Regulation of alpha4beta2 nicotinic receptor desensitization by calcium and protein kinase C.

Neuronal nicotinic acetylcholine receptor (nAChR) desensitization is hypothesized to be a trigger for long-term changes in receptor number and function observed after chronic administration of nicotine at levels similar to those found in persons who use tobacco. Factors that regulate desensitization could potentially influence the outcome of long-lasting exposure to nicotine. The roles of Ca2+ and protein kinase C (PKC) on desensitization of alpha4beta2 nAChRs expressed in Xenopus laevis oocytes were investigated. Nicotine-induced (300 nM; 30 min) desensitization of alpha4beta2 receptors in the presence of Ca2+ developed in a biphasic manner with fast and slow exponential time constants of tauf = 1.4 min (65% relative amplitude) and taus = 17 min, respectively. Recovery from desensitization was reasonably well described by a single exponential with taurec = 43 min. Recovery was largely eliminated after replacement of external Ca2+ with Ba2+ and slowed by calphostin C (taurec = 48 min), an inhibitor of PKC. Conversely, the rate of recovery was enhanced by phorbol-12-myristate-13-acetate (taurec = 14 min), a PKC activator, or by cyclosporin A (with taurec = 8 min), a phosphatase inhibitor. alpha4beta2 receptors containing a mutant alpha4 subunit that lacks a consensus PKC phosphorylation site exhibited little recovery from desensitization. Based on a two-desensitized-state cyclical model, it is proposed that after prolonged nicotine treatment, alpha4beta2 nAChRs accumulate in a "deep" desensitized state, from which recovery is very slow. We suggest that PKC-dependent phosphorylation of alpha4 subunits changes the rates governing the transitions from "deep" to "shallow" desensitized conformations and effectively increases the overall rate of recovery from desensitization. Long-lasting dephosphorylation may underlie the "permanent" inactivation of alpha4beta2 receptors observed after chronic nicotine treatment.

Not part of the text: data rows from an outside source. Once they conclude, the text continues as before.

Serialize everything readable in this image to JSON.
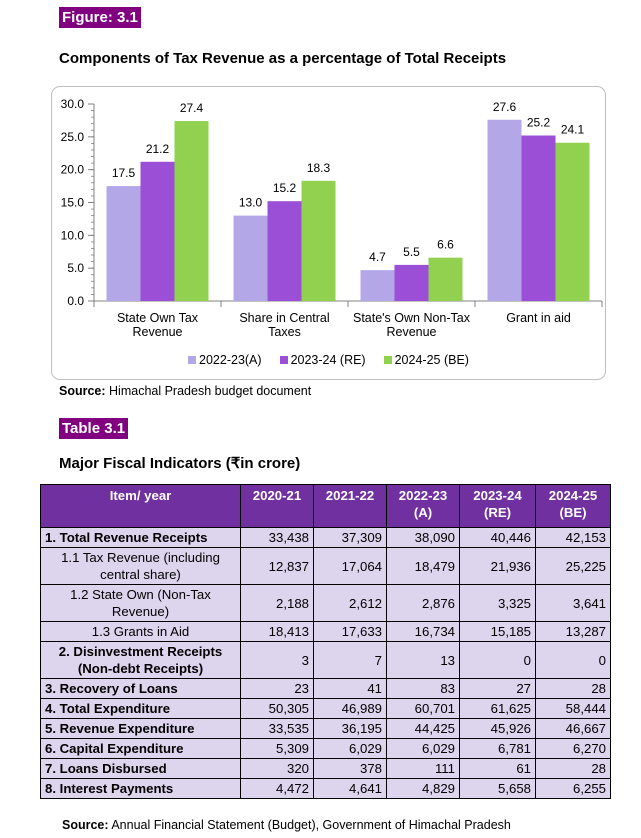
{
  "figure_label": "Figure: 3.1",
  "figure_title": "Components of Tax Revenue as a percentage of Total Receipts",
  "chart_data": {
    "type": "bar",
    "categories": [
      [
        "State Own Tax",
        "Revenue"
      ],
      [
        "Share in Central",
        "Taxes"
      ],
      [
        "State's Own Non-Tax",
        "Revenue"
      ],
      [
        "Grant in aid"
      ]
    ],
    "series": [
      {
        "name": "2022-23(A)",
        "color": "#b3a7e8",
        "values": [
          17.5,
          13.0,
          4.7,
          27.6
        ]
      },
      {
        "name": "2023-24 (RE)",
        "color": "#9b4fd6",
        "values": [
          21.2,
          15.2,
          5.5,
          25.2
        ]
      },
      {
        "name": "2024-25 (BE)",
        "color": "#92d050",
        "values": [
          27.4,
          18.3,
          6.6,
          24.1
        ]
      }
    ],
    "ylim": [
      0,
      30
    ],
    "yticks": [
      0,
      5,
      10,
      15,
      20,
      25,
      30
    ],
    "grid": false,
    "legend_position": "bottom"
  },
  "figure_source_label": "Source:",
  "figure_source_text": " Himachal Pradesh budget document",
  "table_label": "Table 3.1",
  "table_title": "Major Fiscal Indicators (₹in crore)",
  "table": {
    "headers": [
      {
        "line1": "Item/ year",
        "line2": ""
      },
      {
        "line1": "2020-21",
        "line2": ""
      },
      {
        "line1": "2021-22",
        "line2": ""
      },
      {
        "line1": "2022-23",
        "line2": "(A)"
      },
      {
        "line1": "2023-24",
        "line2": "(RE)"
      },
      {
        "line1": "2024-25",
        "line2": "(BE)"
      }
    ],
    "rows": [
      {
        "item": [
          "1. Total Revenue Receipts"
        ],
        "values": [
          "33,438",
          "37,309",
          "38,090",
          "40,446",
          "42,153"
        ],
        "bold": true,
        "sub": false
      },
      {
        "item": [
          "1.1 Tax Revenue (including",
          "central share)"
        ],
        "values": [
          "12,837",
          "17,064",
          "18,479",
          "21,936",
          "25,225"
        ],
        "bold": false,
        "sub": true
      },
      {
        "item": [
          "1.2 State Own (Non-Tax",
          "Revenue)"
        ],
        "values": [
          "2,188",
          "2,612",
          "2,876",
          "3,325",
          "3,641"
        ],
        "bold": false,
        "sub": true
      },
      {
        "item": [
          "1.3 Grants in Aid"
        ],
        "values": [
          "18,413",
          "17,633",
          "16,734",
          "15,185",
          "13,287"
        ],
        "bold": false,
        "sub": true
      },
      {
        "item": [
          "2.  Disinvestment Receipts",
          "(Non-debt Receipts)"
        ],
        "values": [
          "3",
          "7",
          "13",
          "0",
          "0"
        ],
        "bold": true,
        "sub": true
      },
      {
        "item": [
          "3.  Recovery of Loans"
        ],
        "values": [
          "23",
          "41",
          "83",
          "27",
          "28"
        ],
        "bold": true,
        "sub": false
      },
      {
        "item": [
          "4.  Total Expenditure"
        ],
        "values": [
          "50,305",
          "46,989",
          "60,701",
          "61,625",
          "58,444"
        ],
        "bold": true,
        "sub": false
      },
      {
        "item": [
          "5.  Revenue Expenditure"
        ],
        "values": [
          "33,535",
          "36,195",
          "44,425",
          "45,926",
          "46,667"
        ],
        "bold": true,
        "sub": false
      },
      {
        "item": [
          "6.  Capital Expenditure"
        ],
        "values": [
          "5,309",
          "6,029",
          "6,029",
          "6,781",
          "6,270"
        ],
        "bold": true,
        "sub": false
      },
      {
        "item": [
          "7.  Loans Disbursed"
        ],
        "values": [
          "320",
          "378",
          "111",
          "61",
          "28"
        ],
        "bold": true,
        "sub": false
      },
      {
        "item": [
          "8.  Interest Payments"
        ],
        "values": [
          "4,472",
          "4,641",
          "4,829",
          "5,658",
          "6,255"
        ],
        "bold": true,
        "sub": false
      }
    ]
  },
  "table_source_label": "Source:",
  "table_source_text": " Annual Financial Statement (Budget), Government of Himachal Pradesh"
}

Influence of subunit composition on desensitization of neuronal acetylcholine receptors at low concentrations of nicotine.

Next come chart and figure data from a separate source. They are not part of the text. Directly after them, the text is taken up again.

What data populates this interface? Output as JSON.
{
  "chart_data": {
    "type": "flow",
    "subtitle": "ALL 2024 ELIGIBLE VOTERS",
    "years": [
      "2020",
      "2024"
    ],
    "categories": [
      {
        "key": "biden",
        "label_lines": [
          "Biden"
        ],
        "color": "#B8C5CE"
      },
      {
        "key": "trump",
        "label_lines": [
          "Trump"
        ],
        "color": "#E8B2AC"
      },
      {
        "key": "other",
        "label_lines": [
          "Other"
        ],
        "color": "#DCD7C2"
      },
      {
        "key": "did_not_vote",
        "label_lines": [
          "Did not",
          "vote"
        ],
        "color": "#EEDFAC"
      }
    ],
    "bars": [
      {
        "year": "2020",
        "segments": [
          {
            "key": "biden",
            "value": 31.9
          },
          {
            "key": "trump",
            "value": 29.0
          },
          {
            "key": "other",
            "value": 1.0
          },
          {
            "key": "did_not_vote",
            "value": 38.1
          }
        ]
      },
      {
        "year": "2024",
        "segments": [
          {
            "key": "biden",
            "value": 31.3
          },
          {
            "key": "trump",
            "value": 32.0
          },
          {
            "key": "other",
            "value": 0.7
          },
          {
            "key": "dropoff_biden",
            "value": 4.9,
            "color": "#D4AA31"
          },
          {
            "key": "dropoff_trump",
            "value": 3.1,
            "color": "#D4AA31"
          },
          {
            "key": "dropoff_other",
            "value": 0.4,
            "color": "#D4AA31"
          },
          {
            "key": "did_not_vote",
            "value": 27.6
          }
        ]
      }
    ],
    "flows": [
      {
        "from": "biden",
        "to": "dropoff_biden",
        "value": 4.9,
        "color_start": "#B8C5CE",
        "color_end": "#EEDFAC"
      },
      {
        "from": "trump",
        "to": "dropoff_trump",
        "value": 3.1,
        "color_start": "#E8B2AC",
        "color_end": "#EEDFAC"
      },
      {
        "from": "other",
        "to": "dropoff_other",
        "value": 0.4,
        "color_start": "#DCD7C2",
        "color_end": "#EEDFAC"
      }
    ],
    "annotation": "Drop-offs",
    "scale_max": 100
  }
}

The influence of alpha and beta subunits on the properties of nicotine-induced activation and desensitization of neuronal nicotinic acetylcholine receptors (nAChRs) expressed in Xenopus oocytes was examined. Receptors containing alpha4 subunits were more sensitive to activation by nicotine than alpha3-containing receptors. At low concentrations of nicotine, nAChRs containing beta2 subunits reached near-maximal desensitization more rapidly than beta4-containing receptors. The concentration of nicotine producing half-maximal desensitization was influenced by the particular alpha subunit expressed; similar to results for activation, alpha4-containing receptors were more sensitive to desensitizing levels of nicotine than alpha3-containing receptors. The alpha subunit also influenced the rate of recovery from desensitization; this rate was approximately inversely proportional to the apparent nicotine affinity for the desensitized state. The homomeric alpha7 receptor showed the lowest sensitivity to nicotine for both activation and desensitization; alpha7 nAChRs also demonstrated the fastest desensitization kinetics. These subunit-dependent properties remained in the presence of external calcium, although subtle, receptor subtype-specific effects on both the apparent affinities for activation and desensitization and the desensitization kinetics were noted. These data imply that the subunit composition of various nAChRs determines the degree to which receptors are desensitized and/or activated by tobacco-related levels of nicotine. The subtype-specific balance between receptor activation and desensitization should be considered important when the cellular and behavioral actions of nicotine are interpreted.